As the years went by and the Commodore 64 was increasingly regarded as an obsolete computer, the resources of the company were shifted to software for more current systems such as Windows and the Macintosh, and later to the Internet. However, Loadstar held on, and ultimately outlasted the disk magazines for newer platforms. When Softdisk no longer wished to support it, it was spun off as an independent company, J&F Publishing, co-owned by Tucker and his wife, Judi Mangham, who was a co-founder of Softdisk. It has continued to be published, well into the 2000s, for a cult-following audience of old-time Commodore buffs and for people who use Commodore 64 emulators on other platforms.

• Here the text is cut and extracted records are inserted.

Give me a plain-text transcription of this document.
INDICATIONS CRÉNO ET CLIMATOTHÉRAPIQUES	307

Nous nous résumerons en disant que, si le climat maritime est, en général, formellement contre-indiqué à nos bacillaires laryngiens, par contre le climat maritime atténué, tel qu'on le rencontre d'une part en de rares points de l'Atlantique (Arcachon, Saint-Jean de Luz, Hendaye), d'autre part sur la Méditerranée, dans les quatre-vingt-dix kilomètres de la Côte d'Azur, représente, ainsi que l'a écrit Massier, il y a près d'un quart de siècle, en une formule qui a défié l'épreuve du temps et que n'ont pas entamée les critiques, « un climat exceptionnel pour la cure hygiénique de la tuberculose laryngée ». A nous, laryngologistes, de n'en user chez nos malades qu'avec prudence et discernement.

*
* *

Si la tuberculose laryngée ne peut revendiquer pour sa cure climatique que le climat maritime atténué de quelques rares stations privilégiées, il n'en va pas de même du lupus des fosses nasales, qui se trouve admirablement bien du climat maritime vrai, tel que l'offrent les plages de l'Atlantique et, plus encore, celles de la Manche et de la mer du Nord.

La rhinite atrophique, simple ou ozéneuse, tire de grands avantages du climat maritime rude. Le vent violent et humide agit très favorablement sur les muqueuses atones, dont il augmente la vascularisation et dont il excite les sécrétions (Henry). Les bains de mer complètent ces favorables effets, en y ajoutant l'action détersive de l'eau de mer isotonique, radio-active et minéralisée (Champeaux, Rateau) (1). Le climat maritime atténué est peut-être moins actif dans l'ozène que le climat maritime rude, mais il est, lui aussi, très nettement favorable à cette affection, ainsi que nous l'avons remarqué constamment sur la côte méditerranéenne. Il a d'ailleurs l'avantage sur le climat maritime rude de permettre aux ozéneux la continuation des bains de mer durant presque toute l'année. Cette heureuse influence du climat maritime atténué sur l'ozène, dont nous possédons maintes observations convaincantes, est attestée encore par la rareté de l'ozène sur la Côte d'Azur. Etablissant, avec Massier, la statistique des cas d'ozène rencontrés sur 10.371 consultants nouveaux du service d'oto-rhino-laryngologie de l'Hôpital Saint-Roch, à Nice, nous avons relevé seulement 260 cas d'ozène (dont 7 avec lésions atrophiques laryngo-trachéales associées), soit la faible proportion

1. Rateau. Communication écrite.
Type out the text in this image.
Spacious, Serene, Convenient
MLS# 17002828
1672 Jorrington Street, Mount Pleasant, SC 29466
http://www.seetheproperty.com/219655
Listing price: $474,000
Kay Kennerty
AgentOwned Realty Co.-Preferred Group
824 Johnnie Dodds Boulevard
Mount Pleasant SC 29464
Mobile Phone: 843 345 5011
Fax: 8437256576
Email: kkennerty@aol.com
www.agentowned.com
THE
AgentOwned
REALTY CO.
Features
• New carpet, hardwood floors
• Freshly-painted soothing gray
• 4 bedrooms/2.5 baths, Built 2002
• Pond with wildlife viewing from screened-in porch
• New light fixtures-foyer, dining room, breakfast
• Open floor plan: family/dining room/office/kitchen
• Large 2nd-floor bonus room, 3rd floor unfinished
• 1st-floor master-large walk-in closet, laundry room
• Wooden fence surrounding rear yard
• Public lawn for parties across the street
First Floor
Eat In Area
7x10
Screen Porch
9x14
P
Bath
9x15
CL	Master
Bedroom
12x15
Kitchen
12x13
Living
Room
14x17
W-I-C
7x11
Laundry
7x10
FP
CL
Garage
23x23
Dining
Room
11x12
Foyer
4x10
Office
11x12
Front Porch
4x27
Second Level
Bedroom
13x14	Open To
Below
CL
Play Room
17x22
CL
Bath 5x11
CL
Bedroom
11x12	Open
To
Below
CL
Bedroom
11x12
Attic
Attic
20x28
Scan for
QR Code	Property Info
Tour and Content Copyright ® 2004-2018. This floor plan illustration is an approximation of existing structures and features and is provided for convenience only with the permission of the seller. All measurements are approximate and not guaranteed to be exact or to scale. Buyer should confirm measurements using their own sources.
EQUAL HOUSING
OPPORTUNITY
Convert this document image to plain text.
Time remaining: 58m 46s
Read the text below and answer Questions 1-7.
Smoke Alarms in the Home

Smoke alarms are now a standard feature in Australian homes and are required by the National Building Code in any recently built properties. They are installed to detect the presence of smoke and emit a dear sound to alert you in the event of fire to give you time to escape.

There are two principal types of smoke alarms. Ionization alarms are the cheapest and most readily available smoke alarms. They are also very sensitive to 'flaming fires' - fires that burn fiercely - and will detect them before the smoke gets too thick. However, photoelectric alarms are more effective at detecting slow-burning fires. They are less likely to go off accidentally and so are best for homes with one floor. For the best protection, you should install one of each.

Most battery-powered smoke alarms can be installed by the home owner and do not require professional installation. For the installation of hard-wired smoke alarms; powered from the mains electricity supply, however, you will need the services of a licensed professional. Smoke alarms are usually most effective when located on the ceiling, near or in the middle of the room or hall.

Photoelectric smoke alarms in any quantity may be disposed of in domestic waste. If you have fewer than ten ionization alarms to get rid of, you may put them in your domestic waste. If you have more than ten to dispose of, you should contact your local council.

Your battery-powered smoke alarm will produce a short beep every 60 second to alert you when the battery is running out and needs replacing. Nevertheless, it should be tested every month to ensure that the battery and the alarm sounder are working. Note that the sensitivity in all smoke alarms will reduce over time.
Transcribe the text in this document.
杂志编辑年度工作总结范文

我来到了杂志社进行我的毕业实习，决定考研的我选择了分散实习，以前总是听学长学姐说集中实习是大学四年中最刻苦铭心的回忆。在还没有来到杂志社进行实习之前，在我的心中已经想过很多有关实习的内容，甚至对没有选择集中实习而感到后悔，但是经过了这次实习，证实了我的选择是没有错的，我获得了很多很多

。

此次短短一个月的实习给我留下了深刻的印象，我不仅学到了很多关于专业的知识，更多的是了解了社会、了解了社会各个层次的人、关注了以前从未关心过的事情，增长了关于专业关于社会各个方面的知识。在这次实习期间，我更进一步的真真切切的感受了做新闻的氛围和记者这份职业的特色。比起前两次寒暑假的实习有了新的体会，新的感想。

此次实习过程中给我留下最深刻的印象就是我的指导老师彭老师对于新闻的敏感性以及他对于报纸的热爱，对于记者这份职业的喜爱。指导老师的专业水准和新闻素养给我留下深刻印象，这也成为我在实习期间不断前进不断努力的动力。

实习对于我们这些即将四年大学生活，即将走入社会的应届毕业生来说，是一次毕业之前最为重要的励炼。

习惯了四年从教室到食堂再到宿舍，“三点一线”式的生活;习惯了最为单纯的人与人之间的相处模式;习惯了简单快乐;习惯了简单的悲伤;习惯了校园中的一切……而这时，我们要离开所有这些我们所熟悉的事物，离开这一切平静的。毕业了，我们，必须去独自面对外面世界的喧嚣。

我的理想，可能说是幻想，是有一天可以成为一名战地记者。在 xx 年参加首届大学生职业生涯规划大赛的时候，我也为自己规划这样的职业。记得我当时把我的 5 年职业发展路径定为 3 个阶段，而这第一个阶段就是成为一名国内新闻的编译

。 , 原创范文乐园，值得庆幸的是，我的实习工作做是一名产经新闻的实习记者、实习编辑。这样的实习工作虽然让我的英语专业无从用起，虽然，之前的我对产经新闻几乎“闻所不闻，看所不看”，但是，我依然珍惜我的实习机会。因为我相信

In January, 2001, Dave and Sheri Moorman of Holly, Colorado, took over as editors. It remained in publication until 2008, in several formats including "classic" Commodore 1541 floppy disks and e-mailed files in C-64 emulator format. An official Web site exists, but not at the earlier loadstar.com address, which as of 2024 now belongs to a logistics company.

J&F Publishing still officially owns it, but the editing and distribution had been franchised to the Moormans' company, eTower Marketing, with Dave Moorman editing the monthly magazines and Sheri Moorman handling business matters. Tucker is now concentrating on other ventures such as republishing the books of Harry Stephen Keeler under his Ramble House imprint.

249 issues of Loadstar were published. It was scheduled to cease publication with issue 256 with Dave Moorman kindly making issue 248 a free pass-around issue in November 2007. However, Dave Moorman moved on in 2008, leaving his last issue 250 unpublished. After another Loadstar assistant finished editing it, issue 250 was unofficially released in June 2010.